With the same data set and index type, as the nprobe/ef increases, the Recall gradually increases, and the RT also increases gradually.

Suggestion

  • It is recommended to set the ef of each search no larger than 64 to achieve higher recall and lower RT when searching with HNSW index on SIFT data set.
  • It is recommended to set the nprobe of each search no larger than 32 to achieve higher recall and lower RT when searching with IVF_FLAT or IVF_SQ8 index on SIFT data set.
  • It is recommended to set the nprobe of each search no larger than 256 to achieve higher recall and lower RT when searching with IVF_FLAT index on GloVe data set.

Recall & RT group by index type

This test observes the Recall and RT of search with different index types on the same data set.
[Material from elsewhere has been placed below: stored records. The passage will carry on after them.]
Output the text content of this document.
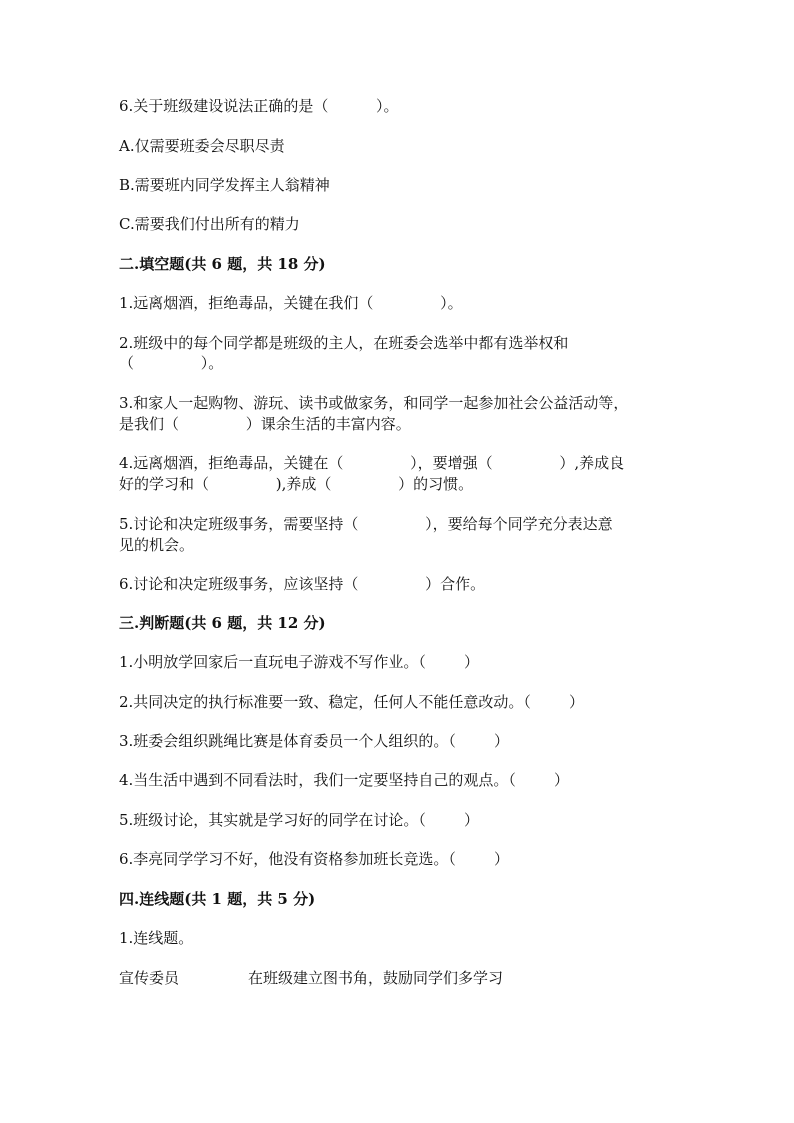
6.关于班级建设说法正确的是（          ）。
A.仅需要班委会尽职尽责
B.需要班内同学发挥主人翁精神
C.需要我们付出所有的精力
二.填空题(共 6 题，共 18 分)
1.远离烟酒，拒绝毒品，关键在我们（              ）。
2.班级中的每个同学都是班级的主人，在班委会选举中都有选举权和
（              ）。
3.和家人一起购物、游玩、读书或做家务，和同学一起参加社会公益活动等，
是我们（              ）课余生活的丰富内容。
4.远离烟酒，拒绝毒品，关键在（              ），要增强（              ）,养成良
好的学习和（              ),养成（              ）的习惯。
5.讨论和决定班级事务，需要坚持（              ），要给每个同学充分表达意
见的机会。
6.讨论和决定班级事务，应该坚持（              ）合作。
三.判断题(共 6 题，共 12 分)
1.小明放学回家后一直玩电子游戏不写作业。（        ）
2.共同决定的执行标准要一致、稳定，任何人不能任意改动。（        ）
3.班委会组织跳绳比赛是体育委员一个人组织的。（        ）
4.当生活中遇到不同看法时，我们一定要坚持自己的观点。（        ）
5.班级讨论，其实就是学习好的同学在讨论。（        ）
6.李亮同学学习不好，他没有资格参加班长竞选。（        ）
四.连线题(共 1 题，共 5 分)
1.连线题。
宣传委员	在班级建立图书角，鼓励同学们多学习
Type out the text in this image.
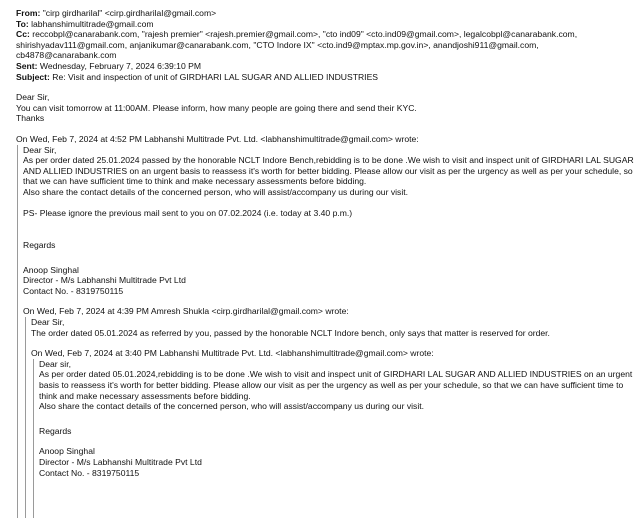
From: "cirp girdharilal" <cirp.girdharilal@gmail.com>
To: labhanshimultitrade@gmail.com
Cc: reccobpl@canarabank.com, "rajesh premier" <rajesh.premier@gmail.com>, "cto ind09" <cto.ind09@gmail.com>, legalcobpl@canarabank.com, shirishyadav111@gmail.com, anjanikumar@canarabank.com, "CTO Indore IX" <cto.ind9@mptax.mp.gov.in>, anandjoshi911@gmail.com, cb4878@canarabank.com
Sent: Wednesday, February 7, 2024 6:39:10 PM
Subject: Re: Visit and inspection of unit of GIRDHARI LAL SUGAR AND ALLIED INDUSTRIES
Dear Sir,
You can visit tomorrow at 11:00AM. Please inform, how many people are going there and send their KYC.
Thanks
On Wed, Feb 7, 2024 at 4:52 PM Labhanshi Multitrade Pvt. Ltd. <labhanshimultitrade@gmail.com> wrote:
Dear Sir,
As per order dated 25.01.2024 passed by the honorable NCLT Indore Bench,rebidding is to be done .We wish to visit and inspect unit of GIRDHARI LAL SUGAR AND ALLIED INDUSTRIES on an urgent basis to reassess it's worth for better bidding. Please allow our visit as per the urgency as well as per your schedule, so that we can have sufficient time to think and make necessary assessments before bidding.
Also share the contact details of the concerned person, who will assist/accompany us during our visit.
PS- Please ignore the previous mail sent to you on 07.02.2024 (i.e. today at 3.40 p.m.)
Regards
Anoop Singhal
Director - M/s Labhanshi Multitrade Pvt Ltd
Contact No. - 8319750115
On Wed, Feb 7, 2024 at 4:39 PM Amresh Shukla <cirp.girdharilal@gmail.com> wrote:
Dear Sir,
The order dated 05.01.2024 as referred by you, passed by the honorable NCLT Indore bench, only says that matter is reserved for order.
On Wed, Feb 7, 2024 at 3:40 PM Labhanshi Multitrade Pvt. Ltd. <labhanshimultitrade@gmail.com> wrote:
Dear sir,
As per order dated 05.01.2024,rebidding is to be done .We wish to visit and inspect unit of GIRDHARI LAL SUGAR AND ALLIED INDUSTRIES on an urgent basis to reassess it's worth for better bidding. Please allow our visit as per the urgency as well as per your schedule, so that we can have sufficient time to think and make necessary assessments before bidding.
Also share the contact details of the concerned person, who will assist/accompany us during our visit.
Regards
Anoop Singhal
Director - M/s Labhanshi Multitrade Pvt Ltd
Contact No. - 8319750115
Recall and RT of search with different indexes on SIFT data set

Conclusion

With the same data set and recall, the RT of search with HNSW index is lower, and that with IVF_FLAT index is higher.

Suggestion

It is recommended to search with HNSW index to have higher Recall and lower RT under the test condition specified above.

Summary

  • The larger the amount of data inserted at one time, the greater the response time.
  • Increasing the number of index nodes can optimize index building performance.
  • It is recommended to deploy Milvus standalone to search on small data set with less than 1,000,000 entries of vectors.
  • The more vectors to search, the longer the search time.
  • Increasing the number of query nodes can optimize search performance.
  • The higher the recall of the search, the higher the response time of the search.